2023 Hedefi Nükleer mi, Rüzgar Enerjisi mi?

Milli Rüzgar Enerjisi Sistemi (MİLRES) kuruldu. Bu, nükleerden vazgeçtiğimiz anlamına gelir mi?

Özellikle Japonya’da yaşanan felaketten sonra, Avrupa ülkeleri nükleer enerji tesislerinden birer birer vazgeçerken, Türkiye’de ise bunun aksine gelişmeler yaşanıyordu. Geçtiğimiz aylarda çokça tartışılan konu hakkında bazı bürokratların “Ben internetten araştırdım, nükleer enerji en temiz enerjidir,” şeklinde açıklamaları da olmuştu. 25 yıl önceki Çernobil faciasından sonra radyasyon olmadığını kanıtlamak için çay içen bakanı akıllara getiren bu tip açıklamalar, artık daha bilinçli olan kamuoyunu ikna etmeye yetmiyor. 

NTVMSNBC’de yer alan habere göre, enerji devrimi kapıda!

“2023 yılına kadar 20 bin megavat rüzgar enerjisi üretmek için 30 milyar dolar rüzgar türbinlerine yatırılacak. Türkiye, bunun en az 7,5 milyar dolarını kendi imkanlarıyla sağlamayı planlıyor. Bu proje ile, yerli türbin yan sanayiinin temellerinin atılması da amaçlanıyor.

Greenpeace Akdeniz, bu projeyi “Cumhuriyet tarihinin en büyük araştırma geliştirme projesi özelliğini taşıyor.” olarak nitelendiriyor.

Proje, beş kurumun iş birliğiyle gerçekleştiriliyor.

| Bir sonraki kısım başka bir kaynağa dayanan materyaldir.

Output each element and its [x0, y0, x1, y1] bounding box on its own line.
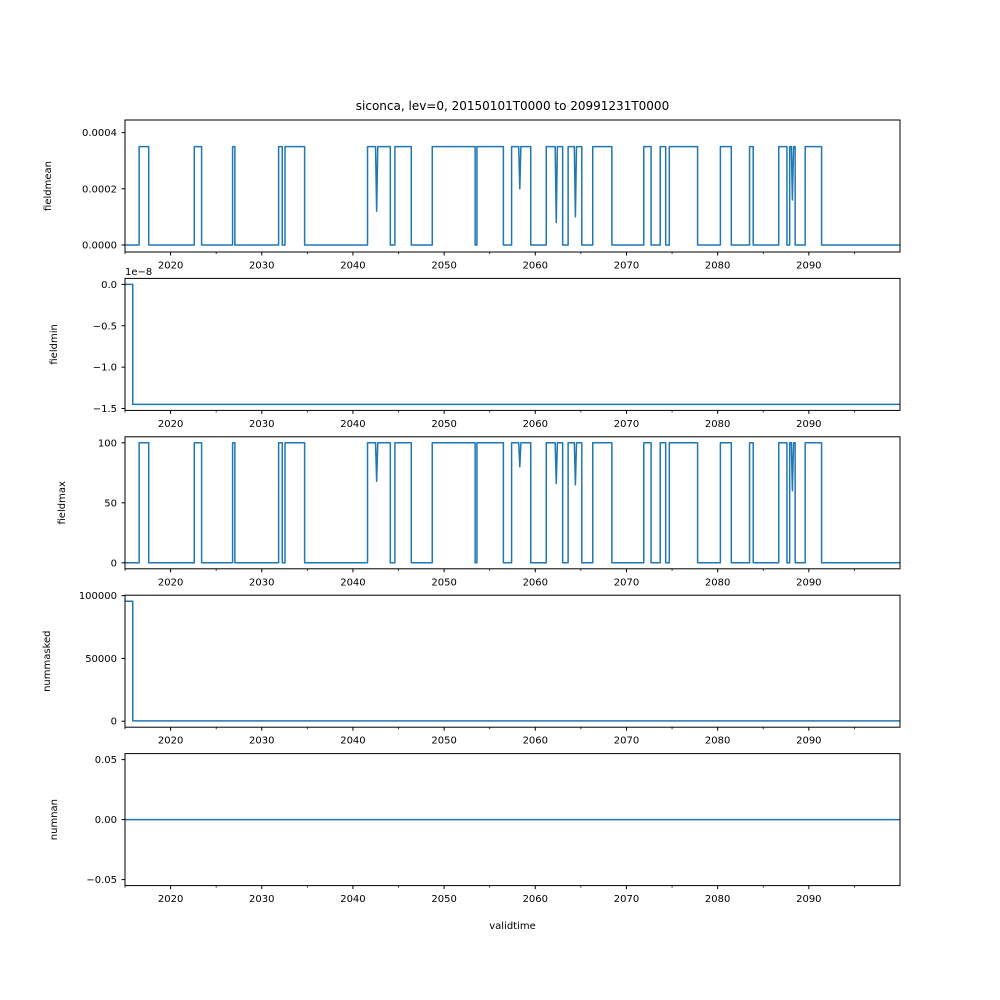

Havacılık endüstrisinden TUSAŞ-TAI kanat kısmını, Sabancı Üniversitesi tüm mekanik kısmı, TÜBİTAK Enerji Enstitüsü jeneratör ve elektrik aksamını, İstanbul Ulaşım A.Ş. güç elektroniği kısmını, İTÜ ise rüzgar analizleri ve kule tasarımını yürütecek.

MİLRES’ten sonra rüzgar sanayiini geliştirmek için, iş dünyasıyla birlikte Rüzgar Enerjisi Teknoloji Platformu (RETEP) kuruldu. Bu platformda yerli ve yabancı 11 sanayici yer alıyor. Gerekli parçaları üretecek olanlar da bu şirketler olacak.”

Bu haber akıllara, “Acaba nükleerden vazgeçilmesi gerektiğini anlamaya başlıyor muyuz?” sorusunu getiriyor. Ne diyelim, geç oldu ama güç olmasın!